One possible use of neutron flux in a research reactor is the modification of materials. This process can be applied, among other things, to semiconductor materials, changing their electrical properties, mainly their resistivity and conductivity type. One of the materials that is widely used is doped silicon. It is increasingly used in IGBT (insulated-gate bipolar transistor) integrated circuits, which are designed to control high-power voltages in wind farms or photovoltaic farms.

In October 2025, the MARIA reactor carried out its first neutron doping of single-crystal silicon in almost fifteen years. This was part of a pilot test to determine the reactor's potential for doping silicon on a larger scale. - The test is one of the stages in the silicon refinement process, which will allow us to determine the correlations between the predicted and actual effects on real samples. It is also very important to us because all the technical solutions necessary for its implementation were developed at the National Centre for Nuclear Research: in the MARIA reactor and the Department of Nuclear Equipment - explains Grzegorz Gałązka, MSc, who is leading the project to build the silicon doping installation. 

The irradiated silicon samples will undergo electrical property testing at renowned centres such as the NCBJ Materials Research Laboratory and the Łukasiewicz Research Network Institute of Microelectronics and Photonics. Some of the samples will also be sent to potential customers for doped silicon. - The launch of the silicon doping installation in the MARIA reactor is an opportunity to develop semiconductor technology components in Poland - says Dr Marcin Kardas, Deputy Director of the National Centre for Nuclear Research (NCBJ) for Innovation and Commercialisation, initiator of the pilot test.

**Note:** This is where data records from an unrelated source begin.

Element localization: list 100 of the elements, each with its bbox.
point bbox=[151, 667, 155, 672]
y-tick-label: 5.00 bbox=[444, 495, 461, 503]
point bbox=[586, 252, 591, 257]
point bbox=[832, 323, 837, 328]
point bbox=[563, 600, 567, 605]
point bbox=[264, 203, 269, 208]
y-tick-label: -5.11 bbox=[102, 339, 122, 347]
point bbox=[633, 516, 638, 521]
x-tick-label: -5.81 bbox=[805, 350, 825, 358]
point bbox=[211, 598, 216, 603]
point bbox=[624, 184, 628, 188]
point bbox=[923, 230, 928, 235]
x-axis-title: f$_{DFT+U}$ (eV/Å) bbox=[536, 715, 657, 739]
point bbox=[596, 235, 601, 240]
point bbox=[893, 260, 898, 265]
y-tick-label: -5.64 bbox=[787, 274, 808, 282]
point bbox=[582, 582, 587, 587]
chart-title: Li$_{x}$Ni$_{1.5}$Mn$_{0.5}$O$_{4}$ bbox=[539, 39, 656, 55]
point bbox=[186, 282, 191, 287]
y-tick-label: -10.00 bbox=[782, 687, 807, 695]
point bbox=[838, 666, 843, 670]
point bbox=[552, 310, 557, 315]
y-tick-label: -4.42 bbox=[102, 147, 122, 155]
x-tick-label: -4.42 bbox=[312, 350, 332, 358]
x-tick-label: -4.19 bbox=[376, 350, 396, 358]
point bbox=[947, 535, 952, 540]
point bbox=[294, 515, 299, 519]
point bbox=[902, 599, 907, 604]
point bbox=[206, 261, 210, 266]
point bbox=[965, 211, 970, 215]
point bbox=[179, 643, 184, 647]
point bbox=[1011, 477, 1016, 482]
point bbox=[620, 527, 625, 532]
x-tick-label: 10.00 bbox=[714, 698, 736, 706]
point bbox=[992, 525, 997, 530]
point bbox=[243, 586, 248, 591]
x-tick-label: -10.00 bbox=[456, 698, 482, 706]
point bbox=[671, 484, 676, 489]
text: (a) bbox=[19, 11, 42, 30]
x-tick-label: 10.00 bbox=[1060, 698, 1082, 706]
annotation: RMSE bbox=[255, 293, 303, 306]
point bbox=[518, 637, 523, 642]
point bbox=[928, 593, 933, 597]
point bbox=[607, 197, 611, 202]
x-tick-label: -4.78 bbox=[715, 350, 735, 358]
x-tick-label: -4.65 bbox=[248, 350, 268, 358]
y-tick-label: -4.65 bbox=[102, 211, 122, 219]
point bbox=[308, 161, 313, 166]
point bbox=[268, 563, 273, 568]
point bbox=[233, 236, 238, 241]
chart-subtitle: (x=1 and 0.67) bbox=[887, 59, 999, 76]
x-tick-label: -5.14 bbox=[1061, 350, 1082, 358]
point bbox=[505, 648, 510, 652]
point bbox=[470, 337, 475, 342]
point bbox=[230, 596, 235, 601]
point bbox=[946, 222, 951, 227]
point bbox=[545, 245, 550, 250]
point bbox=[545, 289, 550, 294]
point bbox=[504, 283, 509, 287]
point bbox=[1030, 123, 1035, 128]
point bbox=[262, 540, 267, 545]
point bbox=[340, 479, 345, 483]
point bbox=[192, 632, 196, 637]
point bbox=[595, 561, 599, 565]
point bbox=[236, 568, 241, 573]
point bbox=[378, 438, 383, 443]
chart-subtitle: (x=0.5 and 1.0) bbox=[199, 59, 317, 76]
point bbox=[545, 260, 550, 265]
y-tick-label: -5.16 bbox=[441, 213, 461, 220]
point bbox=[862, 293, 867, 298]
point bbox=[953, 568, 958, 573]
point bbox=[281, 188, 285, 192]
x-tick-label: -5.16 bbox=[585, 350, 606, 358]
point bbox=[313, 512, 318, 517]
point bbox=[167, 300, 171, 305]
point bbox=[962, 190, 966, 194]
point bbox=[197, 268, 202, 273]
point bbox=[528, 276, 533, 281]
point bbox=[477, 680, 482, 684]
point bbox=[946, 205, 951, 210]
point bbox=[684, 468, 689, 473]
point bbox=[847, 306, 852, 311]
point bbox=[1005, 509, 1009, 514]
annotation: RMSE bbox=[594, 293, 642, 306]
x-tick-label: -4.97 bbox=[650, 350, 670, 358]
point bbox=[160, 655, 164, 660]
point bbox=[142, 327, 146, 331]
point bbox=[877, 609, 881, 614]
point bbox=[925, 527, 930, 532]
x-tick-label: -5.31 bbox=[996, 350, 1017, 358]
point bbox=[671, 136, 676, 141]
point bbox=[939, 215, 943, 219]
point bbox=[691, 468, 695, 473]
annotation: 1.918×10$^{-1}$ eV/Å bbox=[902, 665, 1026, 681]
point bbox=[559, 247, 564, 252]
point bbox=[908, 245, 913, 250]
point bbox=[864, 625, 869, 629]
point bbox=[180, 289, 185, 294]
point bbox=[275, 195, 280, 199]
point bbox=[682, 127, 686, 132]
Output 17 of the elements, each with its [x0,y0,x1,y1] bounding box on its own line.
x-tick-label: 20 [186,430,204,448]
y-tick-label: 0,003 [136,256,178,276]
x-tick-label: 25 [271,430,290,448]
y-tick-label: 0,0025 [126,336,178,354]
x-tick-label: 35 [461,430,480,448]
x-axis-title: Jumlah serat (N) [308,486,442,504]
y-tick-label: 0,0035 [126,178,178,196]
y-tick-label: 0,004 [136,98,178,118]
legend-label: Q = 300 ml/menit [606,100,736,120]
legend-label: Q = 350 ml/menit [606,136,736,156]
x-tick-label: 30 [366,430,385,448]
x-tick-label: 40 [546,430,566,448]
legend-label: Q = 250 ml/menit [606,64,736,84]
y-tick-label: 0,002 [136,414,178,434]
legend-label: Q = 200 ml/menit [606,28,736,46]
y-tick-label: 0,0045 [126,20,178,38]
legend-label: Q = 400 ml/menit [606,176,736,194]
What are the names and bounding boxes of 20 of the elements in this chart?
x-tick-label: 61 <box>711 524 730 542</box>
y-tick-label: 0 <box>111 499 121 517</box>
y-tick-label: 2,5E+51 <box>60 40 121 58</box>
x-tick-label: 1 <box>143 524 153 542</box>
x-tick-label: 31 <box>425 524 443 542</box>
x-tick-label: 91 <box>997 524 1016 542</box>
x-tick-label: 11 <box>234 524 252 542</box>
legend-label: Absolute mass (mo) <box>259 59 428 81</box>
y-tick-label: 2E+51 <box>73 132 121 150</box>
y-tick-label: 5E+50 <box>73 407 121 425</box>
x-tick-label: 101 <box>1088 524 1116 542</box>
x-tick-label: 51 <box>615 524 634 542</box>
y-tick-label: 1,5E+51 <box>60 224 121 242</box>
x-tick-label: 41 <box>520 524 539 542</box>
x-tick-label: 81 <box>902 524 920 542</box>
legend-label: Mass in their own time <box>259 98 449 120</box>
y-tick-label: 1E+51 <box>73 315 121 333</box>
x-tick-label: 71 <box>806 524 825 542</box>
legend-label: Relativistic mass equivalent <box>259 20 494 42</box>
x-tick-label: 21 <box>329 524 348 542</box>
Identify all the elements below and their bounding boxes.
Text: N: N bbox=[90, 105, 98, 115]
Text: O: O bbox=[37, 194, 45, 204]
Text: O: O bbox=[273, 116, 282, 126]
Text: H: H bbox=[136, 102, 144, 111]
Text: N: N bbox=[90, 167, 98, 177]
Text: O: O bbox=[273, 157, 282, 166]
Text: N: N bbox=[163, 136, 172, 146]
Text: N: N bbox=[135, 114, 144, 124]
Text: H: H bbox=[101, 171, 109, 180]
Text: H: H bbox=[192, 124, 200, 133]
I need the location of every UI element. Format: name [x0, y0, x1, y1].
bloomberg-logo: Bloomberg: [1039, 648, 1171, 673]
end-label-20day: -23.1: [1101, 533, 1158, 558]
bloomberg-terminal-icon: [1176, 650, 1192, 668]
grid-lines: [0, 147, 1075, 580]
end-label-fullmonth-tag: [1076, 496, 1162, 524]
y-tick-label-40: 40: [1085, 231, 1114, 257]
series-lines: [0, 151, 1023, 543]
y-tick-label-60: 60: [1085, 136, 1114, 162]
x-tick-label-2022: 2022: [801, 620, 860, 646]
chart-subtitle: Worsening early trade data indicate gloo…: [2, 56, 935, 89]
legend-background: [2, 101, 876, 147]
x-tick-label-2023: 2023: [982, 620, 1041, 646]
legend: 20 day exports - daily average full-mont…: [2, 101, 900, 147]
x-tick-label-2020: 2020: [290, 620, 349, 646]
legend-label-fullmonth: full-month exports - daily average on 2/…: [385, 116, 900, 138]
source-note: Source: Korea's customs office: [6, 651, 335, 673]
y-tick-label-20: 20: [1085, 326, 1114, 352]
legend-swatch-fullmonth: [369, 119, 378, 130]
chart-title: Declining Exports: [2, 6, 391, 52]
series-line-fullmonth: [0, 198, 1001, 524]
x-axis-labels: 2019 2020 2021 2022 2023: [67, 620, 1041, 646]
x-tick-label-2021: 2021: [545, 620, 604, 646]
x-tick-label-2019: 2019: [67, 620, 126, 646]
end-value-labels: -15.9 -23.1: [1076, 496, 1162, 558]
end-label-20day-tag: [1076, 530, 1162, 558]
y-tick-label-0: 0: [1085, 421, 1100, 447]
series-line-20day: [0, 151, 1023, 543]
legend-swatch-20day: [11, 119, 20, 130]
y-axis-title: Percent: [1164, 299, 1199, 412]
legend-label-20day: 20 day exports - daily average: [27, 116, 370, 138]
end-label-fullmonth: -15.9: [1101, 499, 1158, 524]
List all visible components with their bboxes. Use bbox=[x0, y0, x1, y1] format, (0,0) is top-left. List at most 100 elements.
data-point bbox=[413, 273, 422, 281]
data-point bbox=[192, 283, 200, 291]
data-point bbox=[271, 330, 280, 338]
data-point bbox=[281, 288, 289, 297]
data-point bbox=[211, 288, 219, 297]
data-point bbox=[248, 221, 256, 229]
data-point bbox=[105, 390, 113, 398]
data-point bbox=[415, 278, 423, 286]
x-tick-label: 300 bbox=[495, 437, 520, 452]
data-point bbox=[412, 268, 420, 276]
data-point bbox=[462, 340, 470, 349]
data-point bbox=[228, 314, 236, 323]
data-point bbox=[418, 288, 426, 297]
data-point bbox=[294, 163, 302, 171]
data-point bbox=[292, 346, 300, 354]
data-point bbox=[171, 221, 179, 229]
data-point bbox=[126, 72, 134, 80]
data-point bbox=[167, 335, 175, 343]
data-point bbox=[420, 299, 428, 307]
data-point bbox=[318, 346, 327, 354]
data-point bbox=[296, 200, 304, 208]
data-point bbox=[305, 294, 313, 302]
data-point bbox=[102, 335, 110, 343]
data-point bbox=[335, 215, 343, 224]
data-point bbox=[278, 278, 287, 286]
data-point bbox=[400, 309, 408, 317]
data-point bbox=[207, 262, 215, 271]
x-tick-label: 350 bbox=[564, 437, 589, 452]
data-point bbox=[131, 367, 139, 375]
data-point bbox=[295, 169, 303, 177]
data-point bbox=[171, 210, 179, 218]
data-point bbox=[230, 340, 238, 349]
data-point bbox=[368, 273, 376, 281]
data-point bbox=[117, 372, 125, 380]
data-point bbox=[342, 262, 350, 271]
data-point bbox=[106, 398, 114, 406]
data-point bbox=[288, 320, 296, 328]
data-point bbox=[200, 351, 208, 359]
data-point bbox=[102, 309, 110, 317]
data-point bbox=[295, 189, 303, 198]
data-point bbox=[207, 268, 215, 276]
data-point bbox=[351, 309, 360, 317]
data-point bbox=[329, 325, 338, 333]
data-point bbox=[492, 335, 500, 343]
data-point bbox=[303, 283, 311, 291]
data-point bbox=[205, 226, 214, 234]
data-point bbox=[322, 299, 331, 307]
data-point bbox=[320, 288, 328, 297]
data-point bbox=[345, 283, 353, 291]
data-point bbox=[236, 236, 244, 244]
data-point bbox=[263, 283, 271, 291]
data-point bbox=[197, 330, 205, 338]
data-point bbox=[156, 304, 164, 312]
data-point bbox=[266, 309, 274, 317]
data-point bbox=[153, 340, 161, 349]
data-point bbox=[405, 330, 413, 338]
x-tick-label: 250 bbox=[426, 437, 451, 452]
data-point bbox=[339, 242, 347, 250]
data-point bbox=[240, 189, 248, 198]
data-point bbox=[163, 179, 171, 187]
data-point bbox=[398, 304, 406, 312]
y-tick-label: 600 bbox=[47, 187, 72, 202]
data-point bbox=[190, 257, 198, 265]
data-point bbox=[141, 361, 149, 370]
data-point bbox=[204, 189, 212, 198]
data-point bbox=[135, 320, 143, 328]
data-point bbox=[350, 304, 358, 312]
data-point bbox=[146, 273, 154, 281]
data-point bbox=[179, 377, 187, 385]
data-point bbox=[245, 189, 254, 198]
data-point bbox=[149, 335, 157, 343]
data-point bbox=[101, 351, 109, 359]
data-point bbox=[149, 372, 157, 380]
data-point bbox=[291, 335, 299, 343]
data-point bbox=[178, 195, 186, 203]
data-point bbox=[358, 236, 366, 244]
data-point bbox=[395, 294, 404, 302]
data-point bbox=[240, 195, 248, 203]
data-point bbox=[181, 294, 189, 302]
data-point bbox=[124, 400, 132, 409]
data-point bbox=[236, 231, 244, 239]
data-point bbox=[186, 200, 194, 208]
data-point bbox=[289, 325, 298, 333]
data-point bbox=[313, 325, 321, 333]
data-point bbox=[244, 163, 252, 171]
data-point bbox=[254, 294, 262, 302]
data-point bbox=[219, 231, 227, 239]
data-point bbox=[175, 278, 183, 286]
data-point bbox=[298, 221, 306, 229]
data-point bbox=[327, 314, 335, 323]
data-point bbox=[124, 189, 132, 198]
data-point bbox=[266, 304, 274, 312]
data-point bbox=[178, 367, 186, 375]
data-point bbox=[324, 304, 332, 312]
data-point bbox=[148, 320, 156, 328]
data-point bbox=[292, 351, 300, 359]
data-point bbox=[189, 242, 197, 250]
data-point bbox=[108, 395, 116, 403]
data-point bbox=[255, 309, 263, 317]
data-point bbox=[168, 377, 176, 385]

Currently, a team of physicists and engineers from the MARIA reactor is working on the creation of an industrial-scale doping installation. According to estimates, the reactor could provide up to 10% of the world's production of neutron-doped silicon. This material is difficult to obtain worldwide because it can only be produced in research reactors. Predictions indicate that the demand for silicon doped in this way will grow. At the same time, the number of reactors capable of carrying out the doping process is decreasing. Currently, the maximum global production is only 220 tonnes per year, with a demand of 800 tonnes.

Research into the doping process and its systematisation for different types of semiconductors will open up a new area of industry in which the potential of the MARIA reactor will be fully utilised.